All night TokiDoki and I were talking about him – he kept trying to get up to the front row, and he wasn’t in cosplay or anything. He looked like a gaijin street punk, like someone hanging around the animal sculptures near Pioneer Square, begging for spare change.  He had a full on black beard with some gray hair, a black hoodie with a huge “Intruder Alert!” patch on the back, and some big Buddy Holly glasses on.  He kept staring at Satomi, trying to get closer to her, and before the encore he was able to finally get to the front, right by the Sexy Nurse Ringo.

When the lights died again, I was about to pee myself – my girls came out on stage in Massive Cloud Burst cosplay!  Satomi looked out of this world perfect in her purple Shigai dress.  Just like she promised, Yuma, shining in her Cosmic Kimono, started to sing the intro to the Massive Cloud Burst theme, as she twirled her heavy solar scepter.  “Little light of mine/You will never die/’Cause as long as there’s a sun we’re under/You and I will save each other” – perfect!

Then. That guy! He rushes up onto the stage, knocks Yuma back into the drumset, grabs the solar scepter and her mic, and screams “Abomination!” as he lunges for Satomi.  He hits her on the side of the head, and then Satomi grabs him on the shoulder as they both start to fall off the stage.

That stupid fucking guy! The crowd, still stunned, made a hole big enough for them on the floor. When her bodyguards cleared space, she was bleeding a bit on the right side of her face.  “Daijoubu.

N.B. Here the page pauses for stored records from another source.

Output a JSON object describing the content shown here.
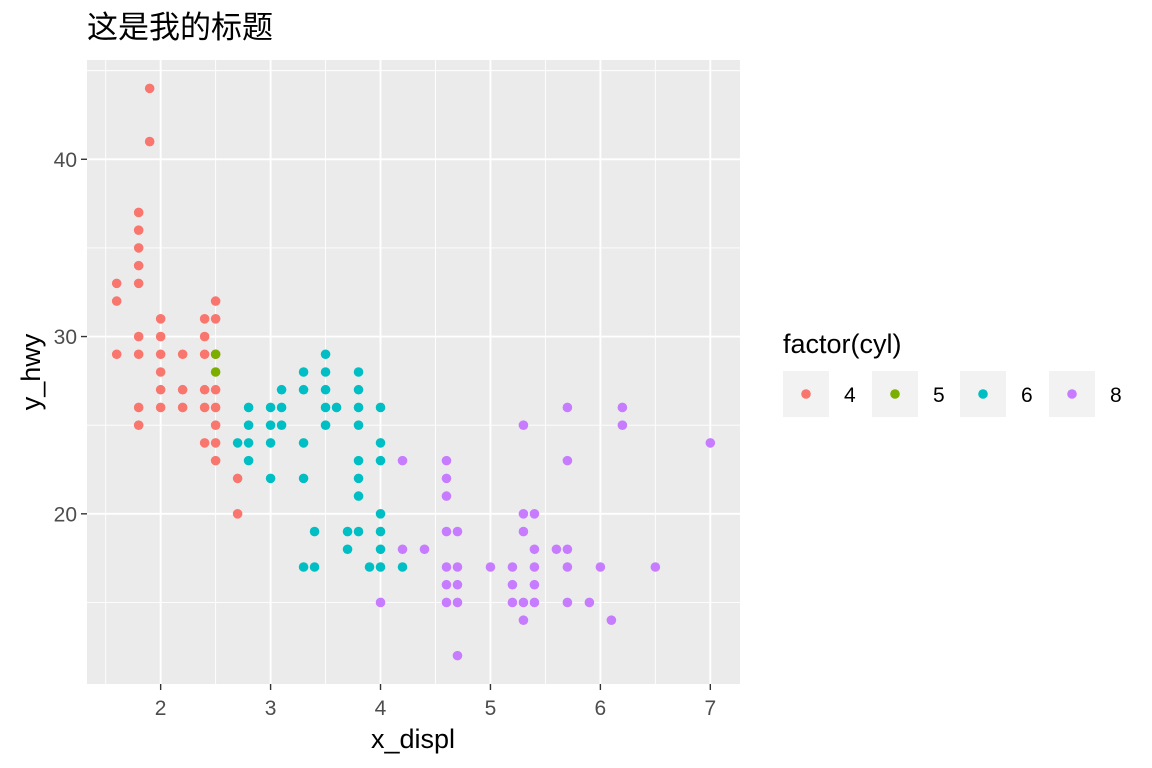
{
  "chart_data": {
    "type": "scatter",
    "title": "这是我的标题",
    "xlabel": "x_displ",
    "ylabel": "y_hwy",
    "xlim": [
      1.33,
      7.27
    ],
    "ylim": [
      10.4,
      45.6
    ],
    "x_ticks": [
      2,
      3,
      4,
      5,
      6,
      7
    ],
    "y_ticks": [
      20,
      30,
      40
    ],
    "grid": true,
    "legend": {
      "title": "factor(cyl)",
      "placement": "right"
    },
    "colors": {
      "panel": "#EBEBEB",
      "grid": "#FFFFFF",
      "tick_text": "#4D4D4D",
      "axis_title": "#000000",
      "legend_key_bg": "#F2F2F2"
    },
    "series": [
      {
        "name": "4",
        "color": "#F8766D",
        "points": [
          [
            1.9,
            44
          ],
          [
            1.9,
            41
          ],
          [
            1.8,
            37
          ],
          [
            1.8,
            36
          ],
          [
            1.8,
            35
          ],
          [
            1.8,
            34
          ],
          [
            1.8,
            33
          ],
          [
            1.6,
            33
          ],
          [
            1.6,
            32
          ],
          [
            1.6,
            29
          ],
          [
            1.8,
            30
          ],
          [
            1.8,
            29
          ],
          [
            1.8,
            26
          ],
          [
            1.8,
            25
          ],
          [
            2.0,
            31
          ],
          [
            2.0,
            30
          ],
          [
            2.0,
            29
          ],
          [
            2.0,
            28
          ],
          [
            2.0,
            27
          ],
          [
            2.0,
            26
          ],
          [
            2.2,
            29
          ],
          [
            2.2,
            27
          ],
          [
            2.2,
            26
          ],
          [
            2.4,
            31
          ],
          [
            2.4,
            30
          ],
          [
            2.4,
            29
          ],
          [
            2.4,
            27
          ],
          [
            2.4,
            26
          ],
          [
            2.4,
            24
          ],
          [
            2.5,
            32
          ],
          [
            2.5,
            31
          ],
          [
            2.5,
            29
          ],
          [
            2.5,
            27
          ],
          [
            2.5,
            26
          ],
          [
            2.5,
            25
          ],
          [
            2.5,
            24
          ],
          [
            2.5,
            23
          ],
          [
            2.7,
            22
          ],
          [
            2.7,
            20
          ]
        ]
      },
      {
        "name": "5",
        "color": "#7CAE00",
        "points": [
          [
            2.5,
            29
          ],
          [
            2.5,
            28
          ]
        ]
      },
      {
        "name": "6",
        "color": "#00BFC4",
        "points": [
          [
            2.7,
            24
          ],
          [
            2.8,
            26
          ],
          [
            2.8,
            25
          ],
          [
            2.8,
            24
          ],
          [
            2.8,
            23
          ],
          [
            3.0,
            26
          ],
          [
            3.0,
            25
          ],
          [
            3.0,
            24
          ],
          [
            3.0,
            22
          ],
          [
            3.1,
            27
          ],
          [
            3.1,
            26
          ],
          [
            3.1,
            25
          ],
          [
            3.3,
            28
          ],
          [
            3.3,
            27
          ],
          [
            3.3,
            24
          ],
          [
            3.3,
            22
          ],
          [
            3.3,
            17
          ],
          [
            3.4,
            19
          ],
          [
            3.4,
            17
          ],
          [
            3.5,
            29
          ],
          [
            3.5,
            28
          ],
          [
            3.5,
            27
          ],
          [
            3.5,
            26
          ],
          [
            3.5,
            25
          ],
          [
            3.6,
            26
          ],
          [
            3.7,
            19
          ],
          [
            3.7,
            18
          ],
          [
            3.8,
            28
          ],
          [
            3.8,
            27
          ],
          [
            3.8,
            26
          ],
          [
            3.8,
            25
          ],
          [
            3.8,
            23
          ],
          [
            3.8,
            22
          ],
          [
            3.8,
            21
          ],
          [
            3.8,
            19
          ],
          [
            3.9,
            17
          ],
          [
            4.0,
            26
          ],
          [
            4.0,
            24
          ],
          [
            4.0,
            23
          ],
          [
            4.0,
            20
          ],
          [
            4.0,
            19
          ],
          [
            4.0,
            18
          ],
          [
            4.0,
            17
          ],
          [
            4.2,
            17
          ]
        ]
      },
      {
        "name": "8",
        "color": "#C77CFF",
        "points": [
          [
            4.0,
            15
          ],
          [
            4.2,
            23
          ],
          [
            4.2,
            18
          ],
          [
            4.4,
            18
          ],
          [
            4.6,
            23
          ],
          [
            4.6,
            22
          ],
          [
            4.6,
            21
          ],
          [
            4.6,
            19
          ],
          [
            4.6,
            17
          ],
          [
            4.6,
            16
          ],
          [
            4.6,
            15
          ],
          [
            4.7,
            19
          ],
          [
            4.7,
            17
          ],
          [
            4.7,
            16
          ],
          [
            4.7,
            15
          ],
          [
            4.7,
            12
          ],
          [
            5.0,
            17
          ],
          [
            5.2,
            17
          ],
          [
            5.2,
            16
          ],
          [
            5.2,
            15
          ],
          [
            5.3,
            25
          ],
          [
            5.3,
            20
          ],
          [
            5.3,
            19
          ],
          [
            5.3,
            15
          ],
          [
            5.3,
            14
          ],
          [
            5.4,
            20
          ],
          [
            5.4,
            18
          ],
          [
            5.4,
            17
          ],
          [
            5.4,
            16
          ],
          [
            5.4,
            15
          ],
          [
            5.6,
            18
          ],
          [
            5.7,
            26
          ],
          [
            5.7,
            23
          ],
          [
            5.7,
            18
          ],
          [
            5.7,
            17
          ],
          [
            5.7,
            15
          ],
          [
            5.9,
            15
          ],
          [
            6.0,
            17
          ],
          [
            6.1,
            14
          ],
          [
            6.2,
            26
          ],
          [
            6.2,
            25
          ],
          [
            6.5,
            17
          ],
          [
            7.0,
            24
          ]
        ]
      }
    ]
  }
}
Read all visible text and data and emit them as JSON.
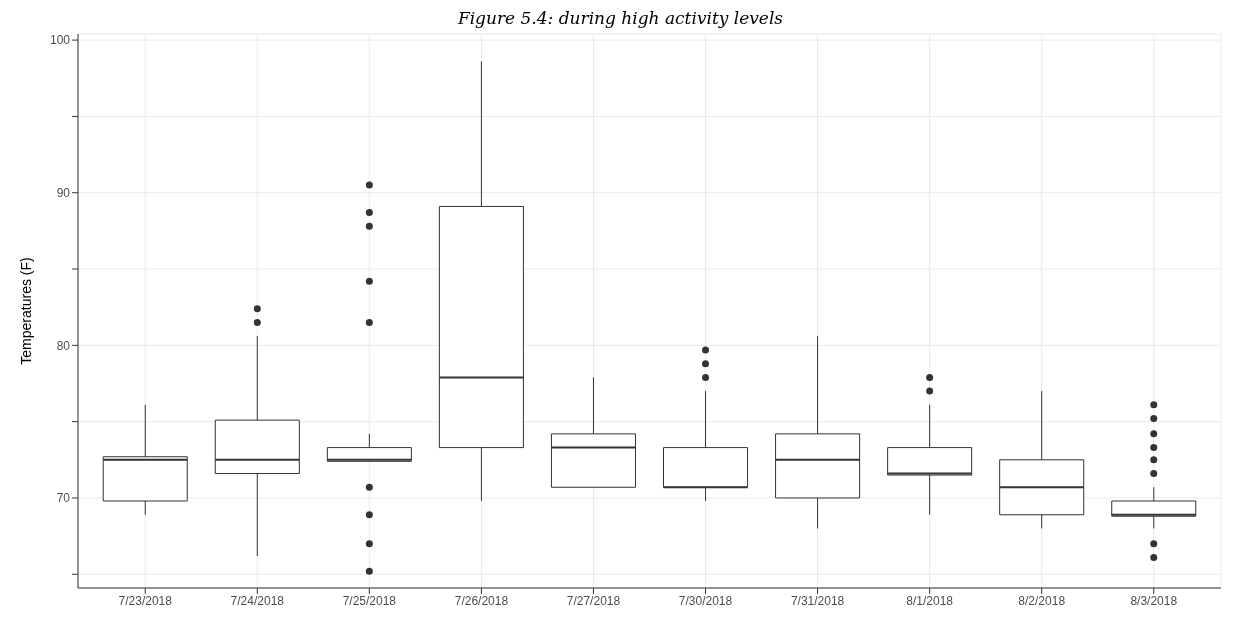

I’m OK,” and she was quickly rushed backstage. The punk guy remained on the floor, twisted and silent, twitching and drooling.  By the time the on site medical team arrived, he was dead.

I can’t believe it. Can’t! I’m sitting here still in this stupid dress, and I haven’t even had breakfast yet, and some dead guy in Tokyo has ruined my perfect moment. The current theory was that he was a MCB freak, and he thought that Satomi really was Shigai. Maybe he was trying to kill her before she attacked us all. So stupid!

I hope Satomi is OK!  TokiDoki is with her now, along with the girls – I’ll let you know what I find out.